Я уже говорил, что, на мой взгляд, опыт отца был и остается для Андрея образом-символом того времени. Не только в связи со злополучной отцовской пьесой «Илья Головин» сына влекло разобраться во взглядах ее создателя. Внутренне желание это подталкивало и к глубокому самоанализу. Со временем оно, стимулированное личным опытом, становилось все более основательным и целенаправленным.
Как только режиссер шагнет в 70-е годы XX века, в его творчестве одной из определяющих художественных коллизий станет столкновение образов отца и Отца.
Герой произведений Кончаловского мировоззренчески созревает, взрослеет, постигая мир, как правило, через личное отцовство. На этом естественном для любого человека пути его ждут серьезные препятствия социального происхождения.
Кровный отец, опыт которого герой должен усвоить, подменяется призрачным или сновидческим явлением Отца-Хозяина. Почти потусторонняя, демоническая фигура препятствует передаче живой отцовской традиции, подавляет героя своим государственным величием, тормозит его личностное созревание. Герой задерживается на подростковой стадии развития, покоряясь мощному влиянию Отца-Хозяина.
Сильнейший двигатель сюжета у Кончаловского – любовь, в разнообразных формах и проявлениях. Но при всех своих жизнетворных потенциях любовь часто не получает у него полноты развития. Герой, подчиняясь воле призрачного Отца, предает свое естественное предназначение, поступается личным отцовством.
Чувственное напряжение, которое всегда ощущается в его картинах, не находит желанного естественного разрешения, оставляя и в героях, и в зрителе горечь неудовлетворенности. Мало того, эротика у Кончаловского то и дело рифмуется с насилием. И всегда напряженная чувственность оборачивается духовным бессилием из-за несостоявшегося отцовства. В итоге любовный сюжет разворачивается так, что не только герой не находит воплощения как супруг и отец, но и героиня – как жена и мать.
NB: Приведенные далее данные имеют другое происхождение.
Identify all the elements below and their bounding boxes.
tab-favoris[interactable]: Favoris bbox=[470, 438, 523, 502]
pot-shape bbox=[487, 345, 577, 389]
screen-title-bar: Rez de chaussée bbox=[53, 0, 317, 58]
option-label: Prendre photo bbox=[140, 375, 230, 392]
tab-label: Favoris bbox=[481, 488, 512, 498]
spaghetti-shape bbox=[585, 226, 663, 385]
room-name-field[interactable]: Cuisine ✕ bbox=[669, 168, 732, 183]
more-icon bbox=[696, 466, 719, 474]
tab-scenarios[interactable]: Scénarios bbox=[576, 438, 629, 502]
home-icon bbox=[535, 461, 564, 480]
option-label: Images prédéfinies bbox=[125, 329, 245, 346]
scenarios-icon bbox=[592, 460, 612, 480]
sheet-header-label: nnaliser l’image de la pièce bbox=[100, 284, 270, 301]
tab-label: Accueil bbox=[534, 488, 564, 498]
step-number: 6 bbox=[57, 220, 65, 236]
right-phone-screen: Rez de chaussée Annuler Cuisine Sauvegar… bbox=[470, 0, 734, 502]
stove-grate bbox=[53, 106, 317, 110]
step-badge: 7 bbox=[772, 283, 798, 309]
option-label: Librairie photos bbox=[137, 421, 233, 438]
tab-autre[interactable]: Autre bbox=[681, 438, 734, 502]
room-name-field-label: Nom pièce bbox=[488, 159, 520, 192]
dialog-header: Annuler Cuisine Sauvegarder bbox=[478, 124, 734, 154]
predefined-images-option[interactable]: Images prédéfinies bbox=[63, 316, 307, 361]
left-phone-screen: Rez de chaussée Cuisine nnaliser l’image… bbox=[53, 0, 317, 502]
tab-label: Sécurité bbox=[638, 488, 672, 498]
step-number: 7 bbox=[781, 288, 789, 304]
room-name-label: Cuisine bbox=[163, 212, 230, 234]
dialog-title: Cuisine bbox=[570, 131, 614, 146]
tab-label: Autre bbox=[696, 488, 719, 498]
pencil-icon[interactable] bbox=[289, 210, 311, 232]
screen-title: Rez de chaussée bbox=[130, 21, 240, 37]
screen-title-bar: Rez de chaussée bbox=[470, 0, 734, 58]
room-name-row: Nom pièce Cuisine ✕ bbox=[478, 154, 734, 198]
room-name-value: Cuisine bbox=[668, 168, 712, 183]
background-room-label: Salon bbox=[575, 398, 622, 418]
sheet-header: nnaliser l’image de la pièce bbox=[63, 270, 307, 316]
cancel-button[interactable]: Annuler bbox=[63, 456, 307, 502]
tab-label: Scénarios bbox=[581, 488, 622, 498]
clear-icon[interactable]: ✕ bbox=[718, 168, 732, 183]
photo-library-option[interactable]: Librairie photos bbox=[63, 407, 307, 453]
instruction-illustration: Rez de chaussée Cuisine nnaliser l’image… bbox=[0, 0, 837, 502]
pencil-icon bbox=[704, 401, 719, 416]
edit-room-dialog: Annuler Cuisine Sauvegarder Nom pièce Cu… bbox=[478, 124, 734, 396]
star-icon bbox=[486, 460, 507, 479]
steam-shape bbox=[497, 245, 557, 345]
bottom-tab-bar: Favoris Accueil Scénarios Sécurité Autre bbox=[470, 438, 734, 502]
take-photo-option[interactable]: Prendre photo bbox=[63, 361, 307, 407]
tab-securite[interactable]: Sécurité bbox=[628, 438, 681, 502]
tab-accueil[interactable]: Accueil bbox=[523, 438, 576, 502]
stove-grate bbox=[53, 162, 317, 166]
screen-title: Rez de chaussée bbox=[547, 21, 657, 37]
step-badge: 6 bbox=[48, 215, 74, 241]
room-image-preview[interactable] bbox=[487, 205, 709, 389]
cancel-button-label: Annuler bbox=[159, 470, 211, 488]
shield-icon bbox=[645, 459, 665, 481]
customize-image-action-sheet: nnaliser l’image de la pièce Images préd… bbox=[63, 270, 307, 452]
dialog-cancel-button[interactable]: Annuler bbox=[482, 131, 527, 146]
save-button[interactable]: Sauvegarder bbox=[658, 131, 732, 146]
Вспомним «Первого учителя». Герой фильма, бывший пастух, а в настоящем – революционер-неофит Дюйшен, так и не узнает ни восторгов плотской любви, ни радостей отцовства. Его преданной ученицей и первой любовью силой овладевает красавец бай. И это звучит оскорбительной насмешкой над мужским достоинством идейного комсомольца. Сам герой успевает лишь неловко поцеловать Алтынай, расставаясь с ней навсегда.
Во всей угловатой пластике, в тщедушии исполнителя роли Болота Бейшеналиева есть что-то неуверенно-детское, жалкое – особенно когда его герой остается наедине с Алтынай. Дюйшен – обездоленное, осиротевшее дитя в неуютном, жестоком мире, состоящем из камней и солнца, бесплодной земли.
Может быть, Дюйшен как раз и спасается от своей обездоленности, когда тянется к детям, к той же Алтынай, пытаясь обрести взрослый, отцовский опыт? Может быть, дети отвечают ему доверием уже по причине собственного сиротства? Во всяком случае, ничего, кроме слепой веры, что все так спасутся, я не вижу в картине в качестве основания для сближения этих существ! И любовь его к Алтынай не только физиология, нарождающееся влечение к девственной плоти, но и – безнадежная страсть всех спасти, и любимую в том числе.
А на пути ко всеобщему спасению, когда надо разрушить «весь мир насилья», его вдохновляет идейный Отец и Учитель – Ленин. Вполне виртуальная, по фильму, фигура. Призрак. Дюйшен любит этого виртуального Отца больше, чем Алтынай, чем себя, и, вероятно, больше, чем детей, изнывающих вместе с ним от духоты в школе-конюшне. И выходит, что его личная, частная любовь к девушке пытается пробиться не только сквозь камень вековой традиции киргизского аила. Эта любовь противостоит и жертвенному огню ленинской Идеи.